2022年5月26、27日、ソニーの事業説明会が行われた。そのなかでイメージング&センシング・ソリューション分野でのプレゼンがあり、ソニーセミコンダクタソリューションズ株式会社 代表取締役社長兼CEOの清水照士氏が「スマートフォンのカメラは大口径化と高Qs技術、AI処理の組み合わせによって、2024年には静止画は一眼レフの画質を超える」と明言したのだ。
この記事は、毎週土曜日に配信されているメールマガジン「石川温のスマホ業界新聞」から、一部を転載したものです。今回の記事は2021年5月28日に配信されたものです。メールマガジン購読(税込み月額550円)の申し込みはこちらから。
ソニーではモバイルイメージング領域はまだまだ拡大すると予想。「多眼化は飽和する一方、大判化により引き続き市場成長を牽引する」と語っている。
同社では5月10日に決算説明会を開催しているが、2021年度は売上高1兆764億円で前年比639億円増収だったのに対して、2022年度は売上高1兆4700億円で3936億円の大幅増収を見込んでいるのだ。
そもそもここ数年は、トランプ政権によるファーウェイへの禁輸措置によって、ソニーのイメージングの売り上げは大きな打撃を受けていた。厳しい事業環境であったが「2022年度以降に発売されるハイエンドスマートフォンを中心に、各メーカーが、イメージセンサーの大型化や高画質・高付加価値化に再び注力する傾向が顕著になっており、モバイルセンサー市場の成長が、再度加速することを期待している。

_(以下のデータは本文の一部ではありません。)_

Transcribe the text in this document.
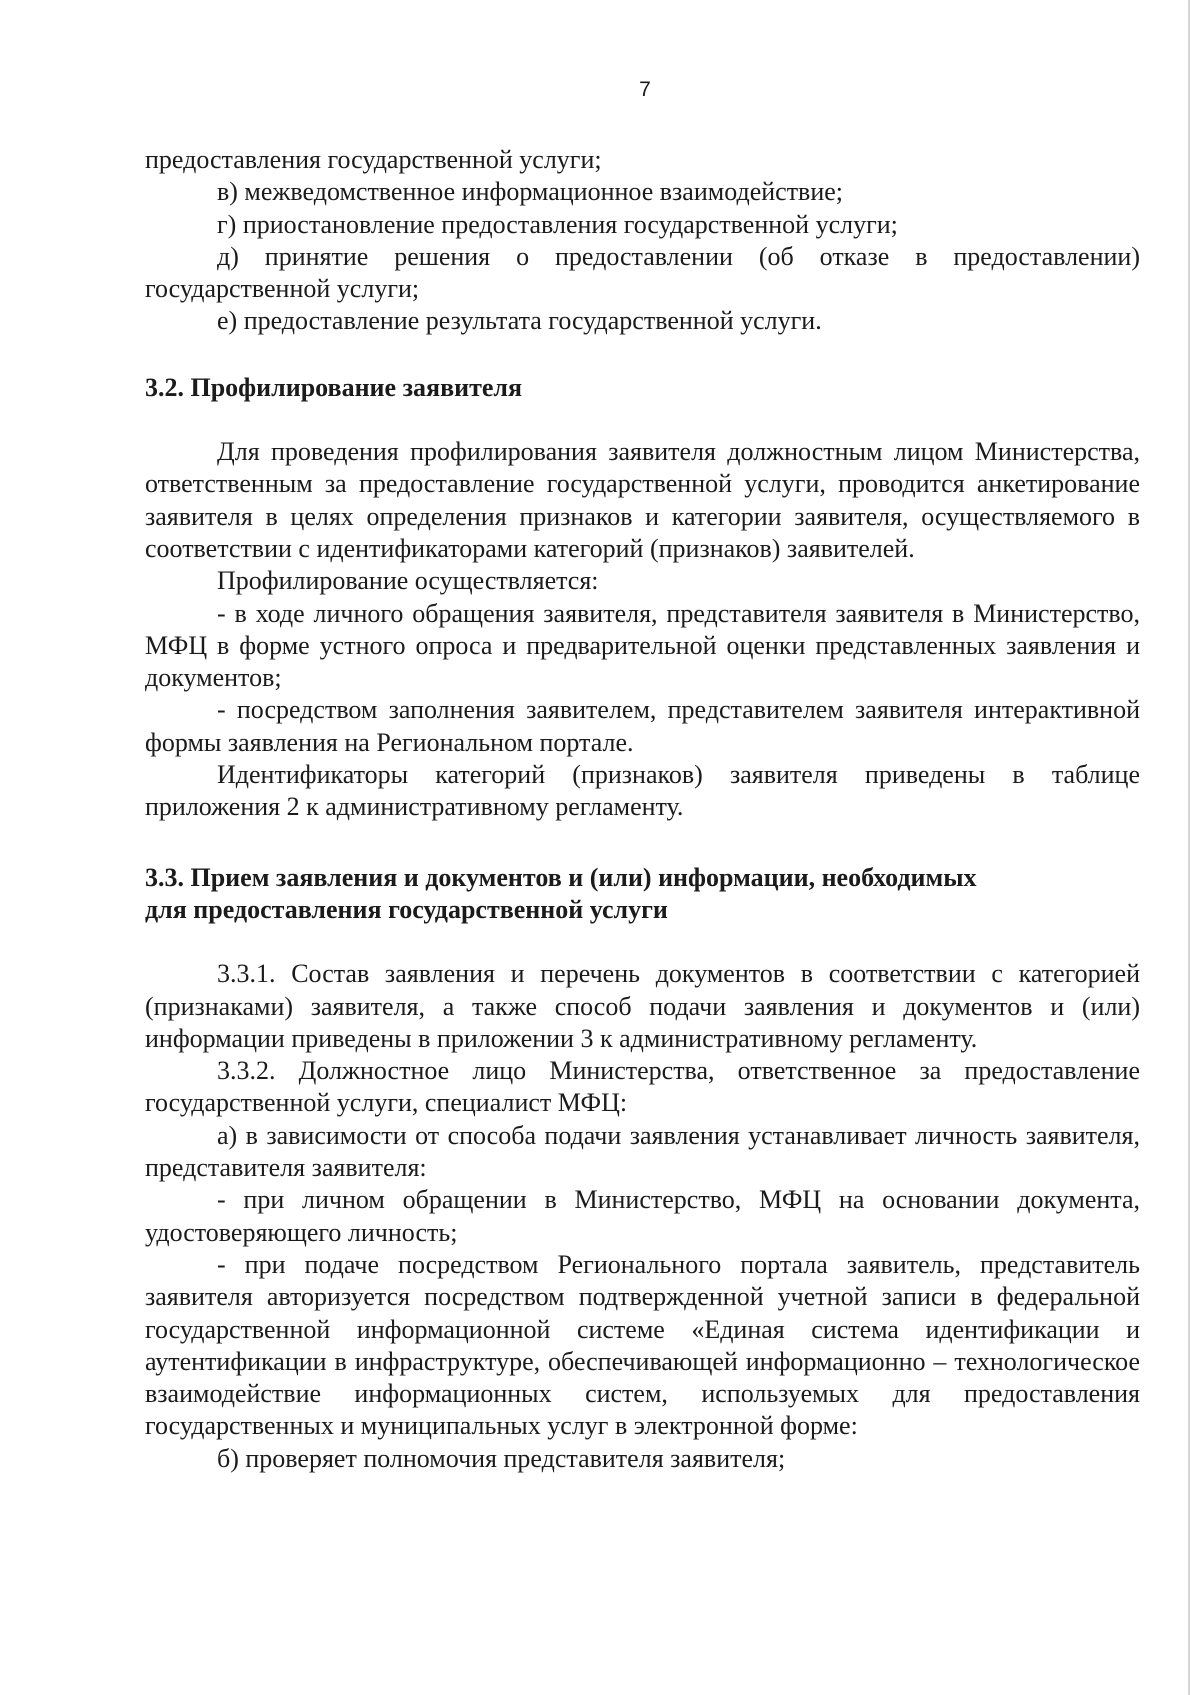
7

предоставления государственной услуги;

в) межведомственное информационное взаимодействие;

г) приостановление предоставления государственной услуги;

д) принятие решения о предоставлении (об отказе в предоставлении) государственной услуги;

е) предоставление результата государственной услуги.

3.2. Профилирование заявителя

Для проведения профилирования заявителя должностным лицом Министерства, ответственным за предоставление государственной услуги, проводится анкетирование заявителя в целях определения признаков и категории заявителя, осуществляемого в соответствии с идентификаторами категорий (признаков) заявителей.

Профилирование осуществляется:

- в ходе личного обращения заявителя, представителя заявителя в Министерство, МФЦ в форме устного опроса и предварительной оценки представленных заявления и документов;

- посредством заполнения заявителем, представителем заявителя интерактивной формы заявления на Региональном портале.

Идентификаторы категорий (признаков) заявителя приведены в таблице приложения 2 к административному регламенту.

3.3. Прием заявления и документов и (или) информации, необходимых

для предоставления государственной услуги

3.3.1. Состав заявления и перечень документов в соответствии с категорией (признаками) заявителя, а также способ подачи заявления и документов и (или) информации приведены в приложении 3 к административному регламенту.

3.3.2. Должностное лицо Министерства, ответственное за предоставление государственной услуги, специалист МФЦ:

а) в зависимости от способа подачи заявления устанавливает личность заявителя, представителя заявителя:

- при личном обращении в Министерство, МФЦ на основании документа, удостоверяющего личность;

- при подаче посредством Регионального портала заявитель, представитель заявителя авторизуется посредством подтвержденной учетной записи в федеральной государственной информационной системе «Единая система идентификации и аутентификации в инфраструктуре, обеспечивающей информационно – технологическое взаимодействие информационных систем, используемых для предоставления государственных и муниципальных услуг в электронной форме:

б) проверяет полномочия представителя заявителя;
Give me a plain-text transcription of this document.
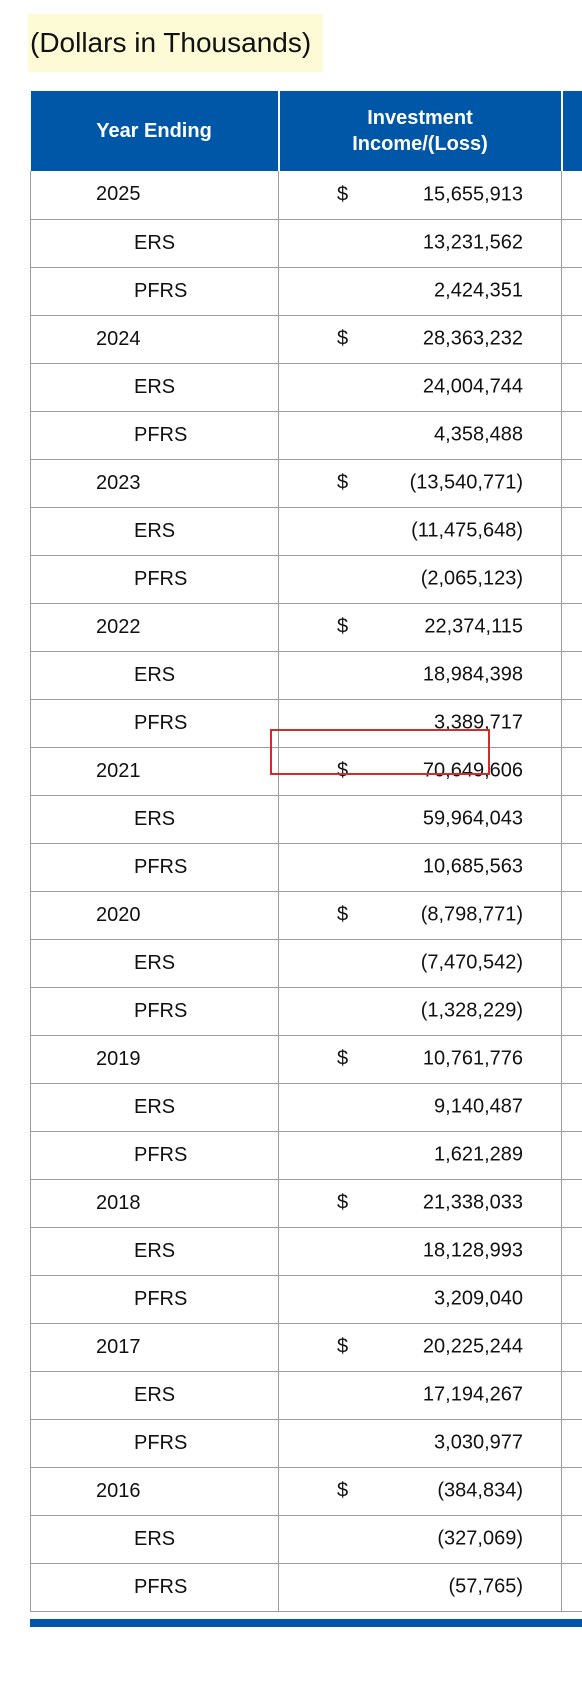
(Dollars in Thousands)
Year Ending	Investment
Income/(Loss)	
2025	$ 15,655,913	

ERS	13,231,562	

PFRS	2,424,351	

2024	$ 28,363,232	

ERS	24,004,744	

PFRS	4,358,488	

2023	$ (13,540,771)	

ERS	(11,475,648)	

PFRS	(2,065,123)	

2022	$ 22,374,115	

ERS	18,984,398	

PFRS	3,389,717	

2021	$ 70,649,606	

ERS	59,964,043	

PFRS	10,685,563	

2020	$ (8,798,771)	

ERS	(7,470,542)	

PFRS	(1,328,229)	

2019	$ 10,761,776	

ERS	9,140,487	

PFRS	1,621,289	

2018	$ 21,338,033	

ERS	18,128,993	

PFRS	3,209,040	

2017	$ 20,225,244	

ERS	17,194,267	

PFRS	3,030,977	

2016	$ (384,834)	

ERS	(327,069)	

PFRS	(57,765)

また、ミッドレンジでも画質を追求する動きが出てきており、さらにシェアを拡大できる余地があると見込んでいる」(十時裕樹CFO)というのだ。
確かに足下を見れば、シャープが「AQUOS R7」、ソニーが「Xpreria Pro-I」といったように1インチセンサーを搭載したスマートフォンを出しており、カメラの大口径化が進んでいる。
去年まではソニー・RX100シリーズなどに向けた1インチセンサーを搭載していたが、AQUOS R7においては、スマートフォンに向けた新しい1インチセンサーに切り替わっている。このセンサーはまだシャープしか搭載していないようで、今後、採用するメーカーが増えてくるものと思われる。
ソニーが前年に比べて4000億円近い売上増が見込めると明言するからには、シェアの高いメーカーが一気に大量の大型センサーを採用してくるということだろう。しかも、2022年度中ということから、今年後半の新製品であることが極めて高い。
実際、サムスン電子はすでにハイエンドスマートフォン「Galaxy S22シリーズ」を発売済みだ。
それ以外で、ハイエンドスマートフォンをまだ出していないメーカーと言えば、アップルではないだろうか。
アップルは今年秋に発売するiPhoneで、全モデルとはいわないまでも、「Pro」もしくは「Pro Max」で1インチレベルを採用してくる可能性が見えてくる。